Multi-modal fusion is motivated by 3 main reasons:
- Access to multiple modalities help make predictions more robust (e.g. in AVSR)
- Multiple modalities may capture complementary information
- Multi-modal systems can still operate when some modalities are missing
Multi-modal fusion approaches can be classified as (Baltruv saitis, Ahuja, and Morency 2017):
- early fusion
- hybrid fusion
- late fusion
- graphical models
- neural networks
Early fusion approaches integrate features immediately after they are extracted (for example, via concatenation). Late fusion performs integration after each of the modalities make a decision, for example via averaging. Hybrid fusion combines outputs form early fusion, and individual unimodal predictors.
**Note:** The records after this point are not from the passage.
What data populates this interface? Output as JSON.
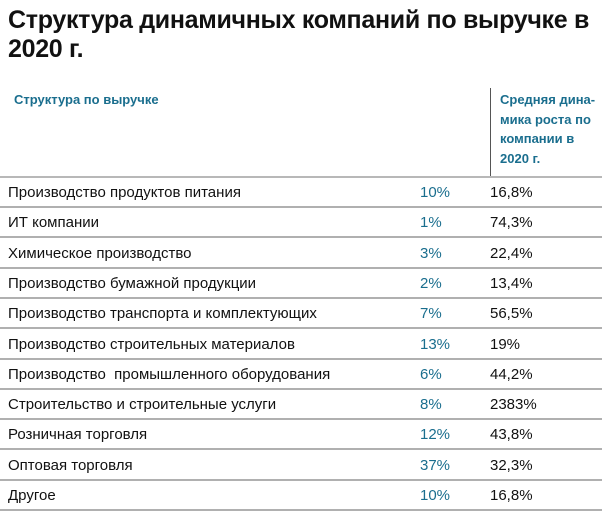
{
  "title": "Структура динамичных компаний по выручке в 2020 г.",
  "chart_data": {
    "type": "table",
    "title": "Структура динамичных компаний по выручке в 2020 г.",
    "columns": [
      "Структура по выручке",
      "",
      "Средняя динамика роста по компании в 2020 г."
    ],
    "header_col1": "Структура по выручке",
    "header_col3": "Средняя дина-мика роста по компании в 2020 г.",
    "accent_color": "#1a6e8e",
    "rows": [
      {
        "label": "Производство продуктов питания",
        "share": "10%",
        "growth": "16,8%"
      },
      {
        "label": "ИТ компании",
        "share": "1%",
        "growth": "74,3%"
      },
      {
        "label": "Химическое производство",
        "share": "3%",
        "growth": "22,4%"
      },
      {
        "label": "Производство бумажной продукции",
        "share": "2%",
        "growth": "13,4%"
      },
      {
        "label": "Производство транспорта и комплектующих",
        "share": "7%",
        "growth": "56,5%"
      },
      {
        "label": "Производство строительных материалов",
        "share": "13%",
        "growth": "19%"
      },
      {
        "label": "Производство  промышленного оборудования",
        "share": "6%",
        "growth": "44,2%"
      },
      {
        "label": "Строительство и строительные услуги",
        "share": "8%",
        "growth": "2383%"
      },
      {
        "label": "Розничная торговля",
        "share": "12%",
        "growth": "43,8%"
      },
      {
        "label": "Оптовая торговля",
        "share": "37%",
        "growth": "32,3%"
      },
      {
        "label": "Другое",
        "share": "10%",
        "growth": "16,8%"
      }
    ]
  }
}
Model-agnostic approaches are easy to implement using uni-modal machine learning methods.
These approaches are tailored towards handling multi-modal data.
Multiple Learning Kernel (MKL) methods extend kernel Support Vector Machines to use different kernels for different modalities. Modality-specific kernels allow for better fusion of heterogeneous data. One advantage of MKL is that the loss function is convex, which leads to easy optimization and globally optimum solutions. However, MKL approaches rely on support vectors (training data) at test time, which means inference can be slow.
Generative graphical models such as factorial hidden markov networks, or multi-stream hidden markov metods have been used. Discriminative models such as Conditional Random Fields sacrifice the modeling of joint probability for predictive power.
Lastly, neural networks fuse temporal multimodal information through RNNs and LSTMs. These approaches have also been adapted for various image captioning tasks. Neural networks have the capacity to learn from large amounts of data, and are able to learn complex decision boundaries. However, they lack interpretability, and require large amounts of training data.